Nessa noite, o jovem Padre não dormiu. Ficou deitado na cama a observar, pelas frestas do estore, a claridade da madrugada. A iluminação alaranjada dos candeeiros da rua, por trás da parede, delineava o contorno dos móveis no quarto. A romper o silêncio absoluto, uma voz dentro da sua mente.
“Porquê?”
A imagem de uma mulher a colocar esta pergunta, entre soluços, a morder o lábio na esperança de uma resposta. Enquanto recordava este momento daquela noite, dobrava o corpo na cama, segurando os joelhos contra o peito, e fechava os olhos com força para não conseguir ver. Mas via. Não lhe conseguia escapar porque a imagem estava gravada no interior das suas pálpebras. E então, de um momento para o outro, como se de nada se tratasse, o tempo retrocedia para o velório da noite. Uma criança de quatro anos, que tinha morrido atropelada, sorria numa fotografia em cima do caixão. As pessoas sentadas, as que rezavam ajoelhadas, as que se persignavam ao entrar, as que se reuniam em volta dos pais e dos avós. Numa expressão de dor, sofrimento, angústia. A mãe.
“Porquê?”
Uma mulher sentada na ponta do último banco, à maior distância que podia estar dos restantes, sem expressão. O seu olhar preenchido por vazio e indiferença. Sem alma.

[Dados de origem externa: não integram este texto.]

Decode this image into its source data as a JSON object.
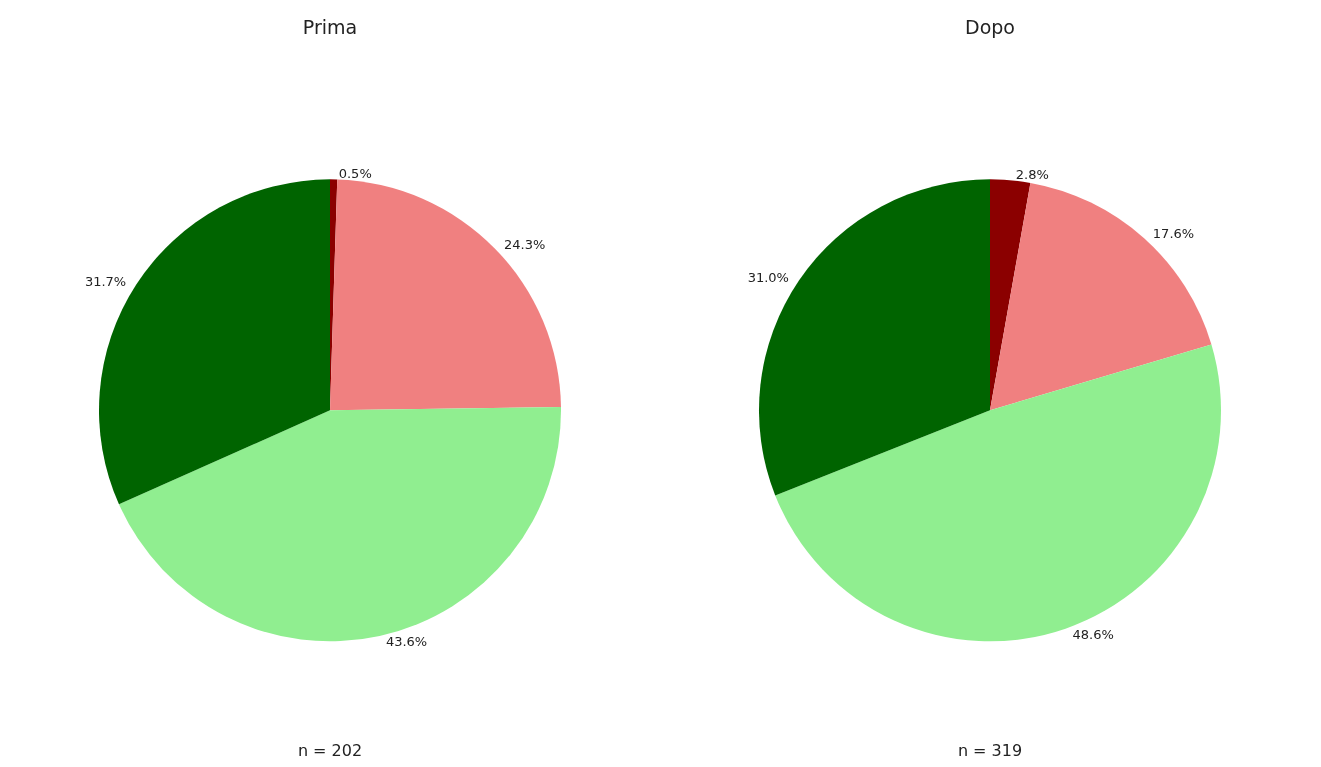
{
  "chart_data": [
    {
      "type": "pie",
      "title": "Prima",
      "categories": [
        null,
        null,
        null,
        null
      ],
      "values": [
        0.5,
        24.3,
        43.6,
        31.7
      ],
      "colors": [
        "#8b0000",
        "#f08080",
        "#90ee90",
        "#006400"
      ],
      "value_labels": [
        "0.5%",
        "24.3%",
        "43.6%",
        "31.7%"
      ],
      "annotations": [
        "n = 202"
      ]
    },
    {
      "type": "pie",
      "title": "Dopo",
      "categories": [
        null,
        null,
        null,
        null
      ],
      "values": [
        2.8,
        17.6,
        48.6,
        31.0
      ],
      "colors": [
        "#8b0000",
        "#f08080",
        "#90ee90",
        "#006400"
      ],
      "value_labels": [
        "2.8%",
        "17.6%",
        "48.6%",
        "31.0%"
      ],
      "annotations": [
        "n = 319"
      ]
    }
  ]
}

Na primeira vez, o Padre reparou nela pelo canto do olho, não dando importância, apenas uma mulher que queria estar sozinha. Na semana seguinte, a mesma coisa. Depois dessa, duas vezes. No início de Abril, passou a vir três vezes por semana e quando chegou à última semana do mês, veio todos os dias. Nas primeiras vezes, sempre a mesma rotina. Entrava e ficava horas sentada na ponta do último banco. A partir da terceira semana de Março, levantava-se e, antes de sair, vinha consolar a família. Em Abril, passou a fazê-lo assim que chegava e depois sentava-se no primeiro banco, a ponto de conseguir ouvir as conversas de alguns, incluindo a do Padre.
“Porquê?”
Discretamente, deixou escapar um sorriso que o Padre foi a tempo de reparar. Ele que, entretanto, adquirira o hábito de desconfiar da sua presença cada vez mais próxima e amigável, cujas intenções se desconheciam. Tornou-se evidente, a dada altura, que havia um limite de pessoas conhecidas de alguém que poderiam morrer no mesmo mês. Quando a mulher começou a vir todos os dias, a dúvida dissipou-se por completo. Certa noite, encontrando outro Padre na igreja, perguntou-lhe se conhecia aquela mulher. O Padre mais velho disse que sim e aproximou a boca ao ouvido do outro, tapando a cara com uma mão, para não se ouvir o que segredava.
Parecia que sentia prazer em estar perante tamanho sofrimento, o que atormentava ainda mais as noites do Padre, que, em vão, procurava compreender as razões da sua satisfação. Ele tinha, para mais, a impressão que ela conhecia a sua angústia de não conseguir dormir, e que se comportava dessa maneira para fazê-lo sofrer, como alguém que crava as unhas na ferida de outra pessoa, e depois limpa o sangue à sua pele.
– Podemos falar? – perguntou à mulher que estava de costas à sua frente, na entrada, depois do velório. A mulher acendeu um cigarro.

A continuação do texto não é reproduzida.